Measures of spatial heterogeneity in the liver tissue micro-environment as predictive factors for fibrosis score

Abstract

The organization and interaction between hepatocytes and other hepatic non-parenchymal cells plays a pivotal role in maintaining normal liver function and structure. Although spatial heterogeneity within the tumor micro environment has been proven to be a fundamental feature in cancer progression, the role of liver tissue topology and micro-environmental factors in the context of liver damage in chronic infection has not been widely studied yet. We obtained images from 110 core needle biopsies from a cohort of chronic hepatitis B patients with different fibrosis stages according to METAVIR score.
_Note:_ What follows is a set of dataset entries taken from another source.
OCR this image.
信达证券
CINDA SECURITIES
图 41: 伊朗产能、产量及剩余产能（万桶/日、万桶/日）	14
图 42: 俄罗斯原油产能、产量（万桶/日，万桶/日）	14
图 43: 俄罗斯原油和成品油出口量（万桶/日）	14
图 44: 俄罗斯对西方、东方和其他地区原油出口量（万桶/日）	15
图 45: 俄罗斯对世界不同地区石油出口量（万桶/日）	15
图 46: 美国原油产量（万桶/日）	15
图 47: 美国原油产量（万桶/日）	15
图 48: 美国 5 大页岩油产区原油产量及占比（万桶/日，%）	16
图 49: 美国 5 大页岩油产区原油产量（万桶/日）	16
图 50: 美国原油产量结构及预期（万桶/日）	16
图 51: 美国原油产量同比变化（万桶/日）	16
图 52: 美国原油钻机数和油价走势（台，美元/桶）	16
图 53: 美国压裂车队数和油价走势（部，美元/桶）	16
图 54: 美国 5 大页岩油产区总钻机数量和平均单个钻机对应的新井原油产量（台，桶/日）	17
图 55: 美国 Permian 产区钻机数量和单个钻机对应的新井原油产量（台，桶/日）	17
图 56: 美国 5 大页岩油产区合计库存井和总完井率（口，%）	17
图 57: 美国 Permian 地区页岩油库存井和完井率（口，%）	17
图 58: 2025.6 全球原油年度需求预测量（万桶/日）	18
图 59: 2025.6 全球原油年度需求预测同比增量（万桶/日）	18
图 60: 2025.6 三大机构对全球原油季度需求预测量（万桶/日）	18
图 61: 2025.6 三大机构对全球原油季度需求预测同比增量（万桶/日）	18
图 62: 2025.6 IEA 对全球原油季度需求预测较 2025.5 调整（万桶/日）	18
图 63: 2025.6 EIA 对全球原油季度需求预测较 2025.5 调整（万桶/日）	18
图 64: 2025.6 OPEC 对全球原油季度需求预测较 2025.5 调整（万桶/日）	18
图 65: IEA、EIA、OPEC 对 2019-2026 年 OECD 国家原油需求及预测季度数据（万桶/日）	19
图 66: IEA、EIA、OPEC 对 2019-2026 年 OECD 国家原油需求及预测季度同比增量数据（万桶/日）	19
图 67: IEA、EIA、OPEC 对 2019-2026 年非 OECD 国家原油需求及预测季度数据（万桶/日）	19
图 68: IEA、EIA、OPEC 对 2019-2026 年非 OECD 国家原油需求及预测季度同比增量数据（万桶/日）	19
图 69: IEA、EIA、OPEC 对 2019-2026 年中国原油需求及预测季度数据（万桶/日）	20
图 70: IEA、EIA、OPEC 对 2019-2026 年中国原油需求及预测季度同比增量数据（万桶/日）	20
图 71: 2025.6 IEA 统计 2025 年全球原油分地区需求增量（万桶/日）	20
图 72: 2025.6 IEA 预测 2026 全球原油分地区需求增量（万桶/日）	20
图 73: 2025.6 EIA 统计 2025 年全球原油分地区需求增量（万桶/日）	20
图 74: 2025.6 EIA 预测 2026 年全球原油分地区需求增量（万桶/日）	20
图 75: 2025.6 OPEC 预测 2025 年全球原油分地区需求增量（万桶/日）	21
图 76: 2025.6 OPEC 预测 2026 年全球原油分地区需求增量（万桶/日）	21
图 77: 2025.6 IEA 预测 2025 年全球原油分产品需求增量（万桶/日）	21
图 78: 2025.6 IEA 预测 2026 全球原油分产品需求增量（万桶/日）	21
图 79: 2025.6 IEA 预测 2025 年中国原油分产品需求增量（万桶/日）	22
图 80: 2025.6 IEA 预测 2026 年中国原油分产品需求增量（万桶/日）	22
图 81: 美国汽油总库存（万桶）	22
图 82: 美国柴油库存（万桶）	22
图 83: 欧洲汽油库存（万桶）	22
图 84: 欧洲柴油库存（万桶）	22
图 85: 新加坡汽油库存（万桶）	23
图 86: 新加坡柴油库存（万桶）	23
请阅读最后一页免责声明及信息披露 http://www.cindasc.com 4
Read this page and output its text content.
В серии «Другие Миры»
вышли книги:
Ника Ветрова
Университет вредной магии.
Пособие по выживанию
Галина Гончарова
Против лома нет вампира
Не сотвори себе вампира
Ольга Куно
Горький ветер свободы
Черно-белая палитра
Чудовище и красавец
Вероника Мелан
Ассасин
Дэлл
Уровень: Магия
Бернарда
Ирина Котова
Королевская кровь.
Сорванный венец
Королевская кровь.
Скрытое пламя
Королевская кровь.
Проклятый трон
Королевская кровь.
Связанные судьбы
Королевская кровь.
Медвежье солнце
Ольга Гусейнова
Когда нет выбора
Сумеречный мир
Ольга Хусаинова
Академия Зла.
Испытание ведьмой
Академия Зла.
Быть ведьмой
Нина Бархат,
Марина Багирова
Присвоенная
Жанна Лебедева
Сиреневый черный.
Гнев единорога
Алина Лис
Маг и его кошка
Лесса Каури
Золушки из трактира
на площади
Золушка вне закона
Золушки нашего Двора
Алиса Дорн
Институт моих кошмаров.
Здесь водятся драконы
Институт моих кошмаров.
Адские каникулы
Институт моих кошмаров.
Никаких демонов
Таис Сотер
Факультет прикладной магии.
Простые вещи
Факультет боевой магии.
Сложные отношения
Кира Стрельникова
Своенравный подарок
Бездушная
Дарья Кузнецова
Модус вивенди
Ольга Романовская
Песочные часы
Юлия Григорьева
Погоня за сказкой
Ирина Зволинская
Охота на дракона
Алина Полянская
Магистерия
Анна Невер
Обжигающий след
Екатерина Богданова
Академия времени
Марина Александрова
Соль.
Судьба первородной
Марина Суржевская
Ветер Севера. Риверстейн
The tissue sections were immunofluorescently stained and imaged to determine the locations of CD45 positive immune cells and HBsAg-negative and HBsAg-positive hepatocytes within the tissue. We applied several descriptive techniques adopted from ecology, including Getis- Ord, the Shannon Index and the Morisita-Horn Index, to quantify the extent to which immune cells and different types of liver cells co-localize in the tissue biopsies. Additionally, we modeled the spatial distribution of the different cell types using a joint log-Gaussian Cox process and proposed several features to quantify spatial heterogeneity. We then related these measures to the patient fibrosis stage by using a linear discriminant analysis approach. Our analysis revealed that the co-localization of HBsAg-negative hepatocytes with immune cells and the co-localization of HBsAg-positive hepatocytes with immune cells are equally important factors for explaining the METAVIR score in chronic hepatitis B patients. Moreover, we found that if we allow for an error of 1 on the METAVIR score, we are able to reach an accuracy of around 80%. With this study we demonstrate how methods adopted from ecology and applied to the liver tissue micro-environment can be used to quantify heterogeneity and how these approaches can be valuable in biomarker analyses for liver topology.